What counts as a participant

A hero is only an active participant in a fight if they had direct hero-vs-hero combat in the window:

  • deaths > 0 — died in the window, OR
  • damage_dealt > 0 — dealt damage to an enemy hero, OR
  • damage_taken > 0 — took damage from an enemy hero, OR
  • healing > 0 — healed a different allied hero

Not counted as participation:

  • Dealing damage to creeps, towers, or Roshan inside the window.
  • Self-healing (tango, salve, faerie fire) — these show attacker == target and are excluded.
  • Neutrals or creeps attacking a hero — damage must come from attacker_is_hero=True.

Applying your own threshold

gem returns all detected windows without a minimum death threshold. Apply your own filter to match OpenDota's convention (3+ deaths = teamfight):

python
significant_fights = [f for f in match.teamfights if f.deaths >= 3]

Finding the fight at a specific tick

Use gem.teamfight_at_tick() to look up which fight contains a given tick — useful when you have a combat log event and want its fight context:

python
fight = gem.teamfight_at_tick(match, entry.tick)
if fight:
    print(f"Event happened during a fight: {fight.winner} won ({fight.deaths} deaths)")
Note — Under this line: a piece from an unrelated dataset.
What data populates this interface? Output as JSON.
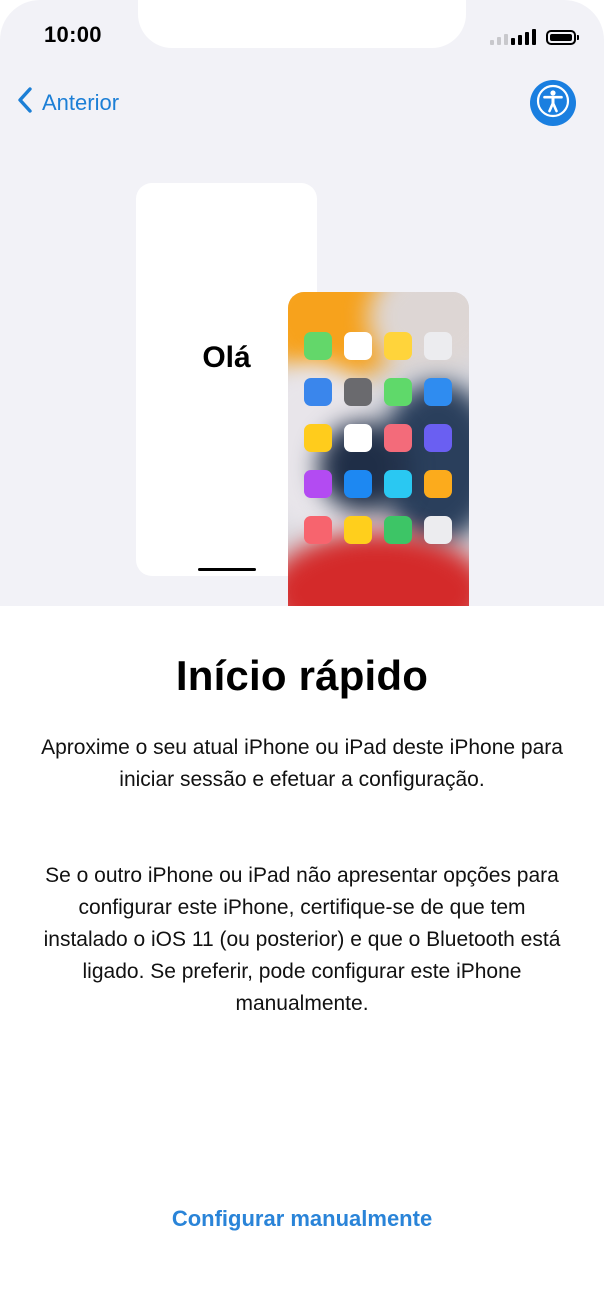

Finding heroes near a fight location

Use gem.heroes_near() to find all heroes within a radius of the fight centroid at initiation time — useful for answering "who was in position to join?":

python
if fight.centroid_x is not None:
    nearby = gem.heroes_near(match, fight.start_tick,
                             fight.centroid_x, fight.centroid_y,
                             radius=2000)
    for player in nearby:
        print(f"{player.hero_name} was near fight start")

HTML teamfight report

The Teamfights tab in examples/match_report.py generates a self-contained report with:

  • A minimap showing fight locations
  • Hero icon timelines
  • Per-fight combat log with AoE spells collapsed into grouped cast rows
  • Live slider filters for minimum deaths and minimum participant count
bash
python examples/match_report.py my_replay.dem

gem implementation

Source: src/gem/extractors/teamfights.py

detect_teamfights(combat_log, hero_to_slot, player_snapshots, slot_to_team) is the main function. It runs four passes:

  1. Pass 1 — detect fight windows from hero death events.
  2. Pass 2 — accumulate per-player stats (damage, healing, deaths, kills) and populate radiant_kills / dire_kills.
  3. Pass 3 — compute XP deltas from bracketing snapshots.
  4. Pass 4 — set winner from kill counts.